City in Lorestan province, Iran

Pol-e Dokhtar (پلدختر) (Note: Also romanized as Pol Dokhtar; also known as Pul-i-Dukhtar (English: Bridge of the Daughter)) is a city in the Central District of Pol-e Dokhtar County, Lorestan province, Iran, serving as capital of both the county and the district.

==Demographics==
===Population===
At the time of the 2006 National Census, the city's population was 22,588 in 5,131 households. The following census in 2011 counted 25,092 people in 6,496 households. The 2016 census measured the population of the city as 26,352 people in 7,563 households.

==Geography==
===Location===
Pol-e Dokhtar is approximately 100 kilometres from Khorramabad, the provincial capital.
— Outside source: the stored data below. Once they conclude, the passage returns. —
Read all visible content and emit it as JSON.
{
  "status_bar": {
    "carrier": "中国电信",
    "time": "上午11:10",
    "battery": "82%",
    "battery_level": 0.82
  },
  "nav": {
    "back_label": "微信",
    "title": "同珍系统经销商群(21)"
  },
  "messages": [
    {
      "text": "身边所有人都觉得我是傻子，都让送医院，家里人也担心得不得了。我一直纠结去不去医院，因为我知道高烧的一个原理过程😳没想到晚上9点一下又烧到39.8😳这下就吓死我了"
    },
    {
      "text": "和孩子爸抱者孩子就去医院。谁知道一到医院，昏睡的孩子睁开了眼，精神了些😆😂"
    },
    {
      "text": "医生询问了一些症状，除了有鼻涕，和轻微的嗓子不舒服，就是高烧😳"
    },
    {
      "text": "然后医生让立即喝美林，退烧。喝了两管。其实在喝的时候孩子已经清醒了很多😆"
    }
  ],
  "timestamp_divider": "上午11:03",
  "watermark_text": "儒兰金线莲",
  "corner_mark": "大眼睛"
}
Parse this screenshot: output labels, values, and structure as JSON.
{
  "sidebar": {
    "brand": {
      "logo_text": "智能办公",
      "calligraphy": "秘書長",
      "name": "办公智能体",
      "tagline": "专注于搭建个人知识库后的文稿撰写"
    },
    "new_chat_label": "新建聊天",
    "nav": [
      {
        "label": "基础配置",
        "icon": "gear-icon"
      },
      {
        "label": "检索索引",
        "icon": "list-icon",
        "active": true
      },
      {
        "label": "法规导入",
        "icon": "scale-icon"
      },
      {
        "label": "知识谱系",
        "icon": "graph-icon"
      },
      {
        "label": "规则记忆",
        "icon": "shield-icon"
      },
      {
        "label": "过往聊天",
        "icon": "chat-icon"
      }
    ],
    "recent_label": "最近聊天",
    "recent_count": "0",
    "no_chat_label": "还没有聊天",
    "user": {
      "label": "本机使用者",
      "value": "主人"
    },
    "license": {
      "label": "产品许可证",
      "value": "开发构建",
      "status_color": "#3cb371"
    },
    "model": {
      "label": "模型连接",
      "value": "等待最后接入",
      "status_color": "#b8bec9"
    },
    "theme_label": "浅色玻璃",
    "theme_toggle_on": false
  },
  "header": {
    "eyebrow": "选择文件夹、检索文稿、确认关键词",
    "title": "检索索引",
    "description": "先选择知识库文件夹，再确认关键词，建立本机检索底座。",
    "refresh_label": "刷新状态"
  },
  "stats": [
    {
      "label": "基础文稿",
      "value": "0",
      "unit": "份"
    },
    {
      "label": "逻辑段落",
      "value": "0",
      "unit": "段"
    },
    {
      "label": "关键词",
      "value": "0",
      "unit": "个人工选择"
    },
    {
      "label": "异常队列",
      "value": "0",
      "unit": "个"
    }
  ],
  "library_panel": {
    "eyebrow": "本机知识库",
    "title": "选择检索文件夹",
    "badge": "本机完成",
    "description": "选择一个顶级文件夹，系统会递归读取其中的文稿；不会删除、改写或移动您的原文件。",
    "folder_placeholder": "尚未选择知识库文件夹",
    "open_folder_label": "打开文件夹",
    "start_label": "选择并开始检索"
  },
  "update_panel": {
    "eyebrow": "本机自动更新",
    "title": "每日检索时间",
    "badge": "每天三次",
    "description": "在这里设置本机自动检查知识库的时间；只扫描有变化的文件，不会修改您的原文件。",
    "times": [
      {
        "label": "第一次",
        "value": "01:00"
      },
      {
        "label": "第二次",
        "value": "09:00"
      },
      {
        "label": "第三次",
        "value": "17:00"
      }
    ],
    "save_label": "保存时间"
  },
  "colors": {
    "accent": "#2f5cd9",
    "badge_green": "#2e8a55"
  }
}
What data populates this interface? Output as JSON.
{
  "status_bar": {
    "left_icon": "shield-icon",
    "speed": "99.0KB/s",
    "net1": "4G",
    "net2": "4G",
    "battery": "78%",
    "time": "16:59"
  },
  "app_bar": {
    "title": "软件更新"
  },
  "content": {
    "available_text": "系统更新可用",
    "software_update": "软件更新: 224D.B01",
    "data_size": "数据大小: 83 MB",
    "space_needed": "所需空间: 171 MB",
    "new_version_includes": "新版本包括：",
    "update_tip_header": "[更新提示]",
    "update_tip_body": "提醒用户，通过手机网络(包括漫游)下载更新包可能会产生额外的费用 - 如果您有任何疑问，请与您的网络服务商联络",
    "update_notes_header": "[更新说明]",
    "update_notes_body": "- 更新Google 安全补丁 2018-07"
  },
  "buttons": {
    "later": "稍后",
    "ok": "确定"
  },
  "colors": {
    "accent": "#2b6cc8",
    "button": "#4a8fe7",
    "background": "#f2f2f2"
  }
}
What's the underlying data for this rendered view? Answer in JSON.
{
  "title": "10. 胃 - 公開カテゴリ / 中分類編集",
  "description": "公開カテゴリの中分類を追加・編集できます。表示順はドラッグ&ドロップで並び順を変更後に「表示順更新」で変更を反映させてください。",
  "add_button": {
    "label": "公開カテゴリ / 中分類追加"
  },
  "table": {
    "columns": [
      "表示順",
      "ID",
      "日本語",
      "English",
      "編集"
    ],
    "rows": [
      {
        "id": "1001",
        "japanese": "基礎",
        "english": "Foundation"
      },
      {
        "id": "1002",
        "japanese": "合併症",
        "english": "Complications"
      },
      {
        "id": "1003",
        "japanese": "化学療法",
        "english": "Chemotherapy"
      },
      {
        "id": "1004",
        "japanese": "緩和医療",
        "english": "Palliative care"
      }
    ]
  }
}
Just north of the city resides the remains of the ancient Pol-e Dokhtar Bridge, which, along with others in this area, has been submitted as a potential UNESCO World Heritage Site.

===Climate===
Pol-e Dokhtar has a hot semi-arid climate(BSh) in Köppen climate classification with precipitation being higher in winter months than summer. Summers are dry and severely hot with very little precipitation from June to September. Winters are cool and relatively wet. Compared to other cities in the province such as Aligudarz, Dorud and Khorramabad, Pol-e Dokhtar observes higher temperatures and lower precipitation.

Climate data for Pol-e Dokhtar
| Month | Jan | Feb | Mar | Apr | May | Jun | Jul | Aug | Sep | Oct | Nov | Dec | Year |
| Daily mean °C (°F) | 9.2 (48.6) | 11.6 (52.9) | 16.1 (61.0) | 20.9 (69.6) | 27.6 (81.7) | 33.5 (92.3) | 36.1 (97.0) | 36.1 (97.0) | 31.2 (88.2) | 25.4 (77.7) | 16.5 (61.7) | 11.5 (52.7) | 23.0 (73.4) |
| Average precipitation mm (inches) | 63.4 (2.50) | 47.9 (1.89) | 49.9 (1.96) | 53.4 (2.10) | 10.1 (0.40) | 0.2 (0.01) | 0.5 (0.02) | 1.0 (0.04) | 1.5 (0.06) | 19.1 (0.75) | 50.7 (2.00) | 71.3 (2.81) | 369 (14.54) |
Source: IRIMO(temperature), (precipitation)

==Historical monuments==
===Kalmakareh Cave===
In 1989 a unique treasure in Kalmakareh Cave was discovered, according to Mehr News Agency; it can take into account the six treasures of the ancient world.

===Kogan Cave===
Kogan Cave is located in Ashkanian, eastern Pol-e Dokhtar city.